The bizarre cat fight among NYT opiners has a new combatant. Today, Bob Herbert argues that Ronald Reagan's 1980 presidential campaign launch was, in fact, all about the race baiting. This is, of course, a direct poke at David Brooks (Herbert's fellow Tuesday columnist), whose Friday column contended that Reagan's Philadelphia, Miss, appearance had nothing to do with racial politics and that those who persist in peddling such "calumny" are ignorant partisans--a slap that was itself directed at Paul Krugman (who shares the Friday pages with Brooks), who has been happily peddling such "agitprop" in his recent book. 

In keeping with whatever bizarre Times law or tradition, none of these guys ever refers to his target by name, making the ongoing squabble slightly disorienting for those not paying close attention. Why does Herbert suddenly feel compelled to "set the record straight" on something that happened nearly thirty years ago?
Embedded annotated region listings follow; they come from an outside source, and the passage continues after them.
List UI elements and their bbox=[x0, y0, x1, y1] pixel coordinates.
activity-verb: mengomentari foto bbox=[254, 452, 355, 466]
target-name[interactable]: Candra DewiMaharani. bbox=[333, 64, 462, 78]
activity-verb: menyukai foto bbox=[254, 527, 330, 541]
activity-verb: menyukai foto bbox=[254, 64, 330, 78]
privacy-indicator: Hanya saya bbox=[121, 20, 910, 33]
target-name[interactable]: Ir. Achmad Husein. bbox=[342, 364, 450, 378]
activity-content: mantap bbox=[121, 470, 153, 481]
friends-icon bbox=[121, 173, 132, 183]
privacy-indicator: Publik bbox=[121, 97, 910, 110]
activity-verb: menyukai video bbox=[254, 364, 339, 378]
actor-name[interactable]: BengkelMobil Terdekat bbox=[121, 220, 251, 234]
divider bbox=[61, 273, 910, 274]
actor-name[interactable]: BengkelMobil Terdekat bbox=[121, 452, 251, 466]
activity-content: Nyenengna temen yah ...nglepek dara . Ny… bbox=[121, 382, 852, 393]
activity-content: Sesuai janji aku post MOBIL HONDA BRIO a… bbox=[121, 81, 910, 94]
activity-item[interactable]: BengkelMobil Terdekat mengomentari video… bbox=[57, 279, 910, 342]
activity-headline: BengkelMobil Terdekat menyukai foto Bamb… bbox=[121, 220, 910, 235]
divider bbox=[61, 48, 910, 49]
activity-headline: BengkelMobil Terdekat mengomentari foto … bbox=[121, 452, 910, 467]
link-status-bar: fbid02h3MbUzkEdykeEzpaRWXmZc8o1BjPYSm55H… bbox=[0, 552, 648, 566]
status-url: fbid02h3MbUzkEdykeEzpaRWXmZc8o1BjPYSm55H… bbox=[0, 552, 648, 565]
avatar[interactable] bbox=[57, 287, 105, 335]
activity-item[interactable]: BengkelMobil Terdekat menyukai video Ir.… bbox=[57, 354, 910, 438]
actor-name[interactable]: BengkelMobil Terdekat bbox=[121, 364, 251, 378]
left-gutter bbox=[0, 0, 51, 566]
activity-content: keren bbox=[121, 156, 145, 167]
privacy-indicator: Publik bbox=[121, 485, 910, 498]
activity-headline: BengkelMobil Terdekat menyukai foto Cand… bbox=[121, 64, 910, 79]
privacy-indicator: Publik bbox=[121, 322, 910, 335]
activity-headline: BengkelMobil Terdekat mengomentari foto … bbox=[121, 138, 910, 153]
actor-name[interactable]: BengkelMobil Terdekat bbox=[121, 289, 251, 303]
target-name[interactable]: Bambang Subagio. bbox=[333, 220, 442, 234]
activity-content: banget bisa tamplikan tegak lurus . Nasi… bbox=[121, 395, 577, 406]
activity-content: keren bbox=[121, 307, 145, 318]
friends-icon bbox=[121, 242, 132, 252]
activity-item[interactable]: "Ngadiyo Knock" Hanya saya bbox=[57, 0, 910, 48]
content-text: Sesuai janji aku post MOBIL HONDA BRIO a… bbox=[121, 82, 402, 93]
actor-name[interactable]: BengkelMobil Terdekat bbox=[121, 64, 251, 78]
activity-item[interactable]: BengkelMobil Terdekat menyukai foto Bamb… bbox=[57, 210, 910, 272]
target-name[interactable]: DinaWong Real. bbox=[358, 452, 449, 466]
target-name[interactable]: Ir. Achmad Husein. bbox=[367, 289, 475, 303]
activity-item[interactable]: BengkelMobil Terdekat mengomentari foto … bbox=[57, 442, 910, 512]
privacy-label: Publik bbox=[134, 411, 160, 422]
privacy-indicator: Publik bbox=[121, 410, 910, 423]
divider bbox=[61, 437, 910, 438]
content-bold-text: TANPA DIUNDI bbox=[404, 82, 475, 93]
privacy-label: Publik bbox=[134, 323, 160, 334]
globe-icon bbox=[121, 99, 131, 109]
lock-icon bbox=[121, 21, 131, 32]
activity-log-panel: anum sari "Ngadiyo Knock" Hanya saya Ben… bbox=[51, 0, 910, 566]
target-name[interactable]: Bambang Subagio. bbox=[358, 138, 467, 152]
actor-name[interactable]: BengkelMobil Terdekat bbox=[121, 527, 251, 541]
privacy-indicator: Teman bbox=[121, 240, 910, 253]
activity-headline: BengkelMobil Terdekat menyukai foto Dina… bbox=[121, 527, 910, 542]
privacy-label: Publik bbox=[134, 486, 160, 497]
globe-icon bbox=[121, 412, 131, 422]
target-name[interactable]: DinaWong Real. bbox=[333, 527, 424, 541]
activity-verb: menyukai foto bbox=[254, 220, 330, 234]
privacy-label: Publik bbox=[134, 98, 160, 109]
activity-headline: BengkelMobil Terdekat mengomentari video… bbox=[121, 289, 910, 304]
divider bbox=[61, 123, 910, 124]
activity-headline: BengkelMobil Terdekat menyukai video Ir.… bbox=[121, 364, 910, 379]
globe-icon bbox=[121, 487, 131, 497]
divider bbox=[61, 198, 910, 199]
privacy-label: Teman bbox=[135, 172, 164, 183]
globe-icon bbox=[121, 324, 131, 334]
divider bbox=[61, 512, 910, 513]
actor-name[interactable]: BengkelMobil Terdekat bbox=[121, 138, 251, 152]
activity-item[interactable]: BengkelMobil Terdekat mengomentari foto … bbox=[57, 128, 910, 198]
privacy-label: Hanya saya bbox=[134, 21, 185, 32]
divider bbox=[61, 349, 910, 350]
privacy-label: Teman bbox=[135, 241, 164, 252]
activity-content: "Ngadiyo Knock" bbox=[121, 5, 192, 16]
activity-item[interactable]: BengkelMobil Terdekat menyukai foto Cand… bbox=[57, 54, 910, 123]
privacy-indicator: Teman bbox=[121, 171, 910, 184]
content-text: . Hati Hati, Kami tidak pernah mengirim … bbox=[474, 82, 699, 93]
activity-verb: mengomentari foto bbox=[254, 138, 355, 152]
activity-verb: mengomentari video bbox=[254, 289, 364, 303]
Why does Brooks feel he needed to address an enduring "slur" nowhere near the center of today's political debate? Since Herbert can't cite his specific grievance with Brooks and Brooks can't cite his with Krugman, both of their columns seem to come weirdly out of left field. 

When I first mentioned this, my colleague Jon Chait noted that such no-name squabbles are not uncommon on the Times op-ed pages, and he rightly suggested that such a practice lowers the level of intellectual debate. It also makes these guys look downright flaky.

Either stop being coy, boys, or suck it up and suffer in silence. Don't make the rest of us endure your oblique in-house pissing matches.